Five other local transgender voters told Radio-Canada they also received incorrect cards.
Voter information is supposed to be updated automatically, although Elections Canada says mistakes do happen — and if they do, voters should make the change in person at their local Elections Canada offices or on voting day at a polling station.
For Gingras, having to once more go through the process of providing identification and documents is distressing.
“It’s embarrassing, because people judge you from head to toe and wonder why you do not have the right name,” said Gingras in a French-language interview with Radio-Canada.
Now Gingras is trying to decide whether to vote in this month’s election.
“Do I really want to put myself through this?”
A slap in the face
Getting a voting card with the wrong name is another example of the struggles transgender people deal with daily, said Sophia D’Aoust, president of the Ottawa-Gatineau transgender support group Gender Mosaic.
“For someone who is called ‘he’ instead of ‘she’ 20 times a day, receiving a card with the wrong name is like getting slapped in the face,” said D’Aoust.
D’Aoust said she wants Elections Canada workers to receive training on how to handle complaints from transgender people who need to fix their cards.
Such mistakes are not only far from innocuous for transgender people — they’re also a bit bizarre, given the scope of modern information technology, said Marie-Pier Boisvert, director-general for Conseil québécois LGBT.
“How is it that, with today’s computer systems, this isn’t settled?” she asked.
More than 3 million changes per year
According to Elections Canada, the national register of electors contains the records of nearly 27 million Canadians and the information of about 14 per cent of them — more than three million people — changes each year.

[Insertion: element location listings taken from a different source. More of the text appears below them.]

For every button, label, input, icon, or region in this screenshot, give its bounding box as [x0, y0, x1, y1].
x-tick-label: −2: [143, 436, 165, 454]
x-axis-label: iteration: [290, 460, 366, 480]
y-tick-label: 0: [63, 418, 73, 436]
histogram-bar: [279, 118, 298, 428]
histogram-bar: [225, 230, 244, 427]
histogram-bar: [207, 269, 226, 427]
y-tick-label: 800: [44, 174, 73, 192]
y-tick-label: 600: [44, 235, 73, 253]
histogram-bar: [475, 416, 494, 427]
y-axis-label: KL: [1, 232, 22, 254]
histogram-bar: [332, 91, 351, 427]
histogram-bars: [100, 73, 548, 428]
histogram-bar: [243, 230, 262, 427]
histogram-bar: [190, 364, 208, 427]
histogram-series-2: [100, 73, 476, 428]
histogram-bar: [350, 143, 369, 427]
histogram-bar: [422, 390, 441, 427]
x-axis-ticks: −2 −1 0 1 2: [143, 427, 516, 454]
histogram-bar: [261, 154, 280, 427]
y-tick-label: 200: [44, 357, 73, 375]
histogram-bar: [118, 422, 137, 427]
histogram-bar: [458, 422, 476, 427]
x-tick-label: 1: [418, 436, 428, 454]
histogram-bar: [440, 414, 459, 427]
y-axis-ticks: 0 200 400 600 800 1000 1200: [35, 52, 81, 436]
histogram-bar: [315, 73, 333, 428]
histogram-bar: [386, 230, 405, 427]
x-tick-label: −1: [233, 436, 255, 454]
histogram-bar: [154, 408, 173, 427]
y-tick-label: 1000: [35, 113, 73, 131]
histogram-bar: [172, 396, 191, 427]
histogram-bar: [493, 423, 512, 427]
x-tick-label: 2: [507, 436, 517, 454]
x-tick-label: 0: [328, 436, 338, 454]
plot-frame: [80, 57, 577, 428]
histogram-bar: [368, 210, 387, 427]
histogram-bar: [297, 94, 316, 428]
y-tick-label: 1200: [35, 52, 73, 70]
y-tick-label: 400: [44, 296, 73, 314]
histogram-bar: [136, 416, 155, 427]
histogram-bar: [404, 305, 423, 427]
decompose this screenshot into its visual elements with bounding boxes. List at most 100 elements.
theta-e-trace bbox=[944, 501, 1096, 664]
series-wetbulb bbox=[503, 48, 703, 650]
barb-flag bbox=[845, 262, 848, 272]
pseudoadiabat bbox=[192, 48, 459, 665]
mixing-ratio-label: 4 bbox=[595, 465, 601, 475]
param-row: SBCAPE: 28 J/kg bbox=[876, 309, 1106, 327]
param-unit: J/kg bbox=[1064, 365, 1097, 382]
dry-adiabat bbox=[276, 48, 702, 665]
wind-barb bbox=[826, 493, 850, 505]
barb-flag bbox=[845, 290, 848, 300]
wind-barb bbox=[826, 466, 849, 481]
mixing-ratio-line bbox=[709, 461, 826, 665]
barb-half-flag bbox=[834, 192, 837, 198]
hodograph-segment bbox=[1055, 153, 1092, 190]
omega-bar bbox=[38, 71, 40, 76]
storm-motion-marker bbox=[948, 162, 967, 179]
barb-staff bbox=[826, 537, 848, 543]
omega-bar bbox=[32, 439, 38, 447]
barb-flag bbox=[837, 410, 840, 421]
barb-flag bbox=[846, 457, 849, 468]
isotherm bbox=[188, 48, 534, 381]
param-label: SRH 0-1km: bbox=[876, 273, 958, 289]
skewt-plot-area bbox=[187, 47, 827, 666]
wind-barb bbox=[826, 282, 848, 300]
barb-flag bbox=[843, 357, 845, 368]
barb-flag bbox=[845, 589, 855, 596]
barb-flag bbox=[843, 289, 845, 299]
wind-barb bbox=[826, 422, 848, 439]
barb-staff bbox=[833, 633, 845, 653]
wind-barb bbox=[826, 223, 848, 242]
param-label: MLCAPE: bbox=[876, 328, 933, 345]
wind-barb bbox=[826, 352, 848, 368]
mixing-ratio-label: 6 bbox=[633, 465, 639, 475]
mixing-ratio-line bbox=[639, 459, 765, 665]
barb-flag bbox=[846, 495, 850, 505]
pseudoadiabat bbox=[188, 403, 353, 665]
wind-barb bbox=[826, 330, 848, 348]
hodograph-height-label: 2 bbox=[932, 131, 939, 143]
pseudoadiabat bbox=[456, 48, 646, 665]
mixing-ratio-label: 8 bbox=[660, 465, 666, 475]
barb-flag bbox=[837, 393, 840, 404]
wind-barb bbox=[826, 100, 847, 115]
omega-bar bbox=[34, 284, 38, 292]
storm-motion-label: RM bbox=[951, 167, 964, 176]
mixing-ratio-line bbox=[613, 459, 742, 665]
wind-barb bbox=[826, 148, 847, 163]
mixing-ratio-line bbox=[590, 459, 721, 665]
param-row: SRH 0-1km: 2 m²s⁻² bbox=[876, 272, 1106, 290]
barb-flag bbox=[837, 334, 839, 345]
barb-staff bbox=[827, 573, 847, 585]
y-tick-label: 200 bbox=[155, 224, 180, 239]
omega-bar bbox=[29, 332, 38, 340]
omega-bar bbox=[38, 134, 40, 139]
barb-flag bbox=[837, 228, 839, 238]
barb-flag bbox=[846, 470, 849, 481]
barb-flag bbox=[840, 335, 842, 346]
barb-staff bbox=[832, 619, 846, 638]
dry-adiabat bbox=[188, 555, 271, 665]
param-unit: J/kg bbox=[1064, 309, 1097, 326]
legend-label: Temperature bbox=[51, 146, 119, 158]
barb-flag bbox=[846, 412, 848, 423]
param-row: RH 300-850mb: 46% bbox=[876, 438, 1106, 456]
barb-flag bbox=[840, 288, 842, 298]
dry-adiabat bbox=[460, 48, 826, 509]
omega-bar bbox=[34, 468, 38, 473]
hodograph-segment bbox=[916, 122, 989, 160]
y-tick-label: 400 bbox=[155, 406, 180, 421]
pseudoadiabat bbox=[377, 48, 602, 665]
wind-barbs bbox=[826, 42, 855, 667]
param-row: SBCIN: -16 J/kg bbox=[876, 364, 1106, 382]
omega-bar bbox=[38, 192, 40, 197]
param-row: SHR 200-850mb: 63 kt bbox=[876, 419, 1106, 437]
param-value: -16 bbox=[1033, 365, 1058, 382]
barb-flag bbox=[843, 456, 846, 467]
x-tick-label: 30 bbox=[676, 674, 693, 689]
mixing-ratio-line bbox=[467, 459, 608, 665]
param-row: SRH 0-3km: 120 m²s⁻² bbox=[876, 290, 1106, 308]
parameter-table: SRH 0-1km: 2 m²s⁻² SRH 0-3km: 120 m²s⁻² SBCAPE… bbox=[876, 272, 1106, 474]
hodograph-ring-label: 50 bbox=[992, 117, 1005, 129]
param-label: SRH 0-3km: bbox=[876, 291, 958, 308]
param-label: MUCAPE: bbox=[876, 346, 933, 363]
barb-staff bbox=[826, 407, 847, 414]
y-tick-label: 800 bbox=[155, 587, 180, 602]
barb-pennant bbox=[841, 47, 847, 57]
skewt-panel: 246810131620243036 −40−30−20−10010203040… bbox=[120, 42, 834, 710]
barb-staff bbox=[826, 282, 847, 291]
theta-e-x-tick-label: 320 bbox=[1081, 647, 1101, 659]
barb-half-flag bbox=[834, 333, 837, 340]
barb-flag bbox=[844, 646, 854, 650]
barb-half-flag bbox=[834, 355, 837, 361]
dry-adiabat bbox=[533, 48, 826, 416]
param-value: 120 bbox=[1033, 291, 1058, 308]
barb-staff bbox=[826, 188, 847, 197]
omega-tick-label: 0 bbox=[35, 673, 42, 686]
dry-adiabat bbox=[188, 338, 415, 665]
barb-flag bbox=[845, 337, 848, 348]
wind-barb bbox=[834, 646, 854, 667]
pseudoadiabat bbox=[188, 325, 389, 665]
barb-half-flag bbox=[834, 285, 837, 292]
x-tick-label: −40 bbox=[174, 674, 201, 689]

The national register gathers data through sources such as licensing authorities, provincial and territorial registries, provincial and territorial lists of electors and Revenue Canada.
However, some of those sources may provide erroneous or outdated information or experience delays in sending along the correct information, said Elections Canada spokesperson Natasha Gauthier.
Any changes to first names and genders are entered manually to “ensure data integrity,” Gauthier said.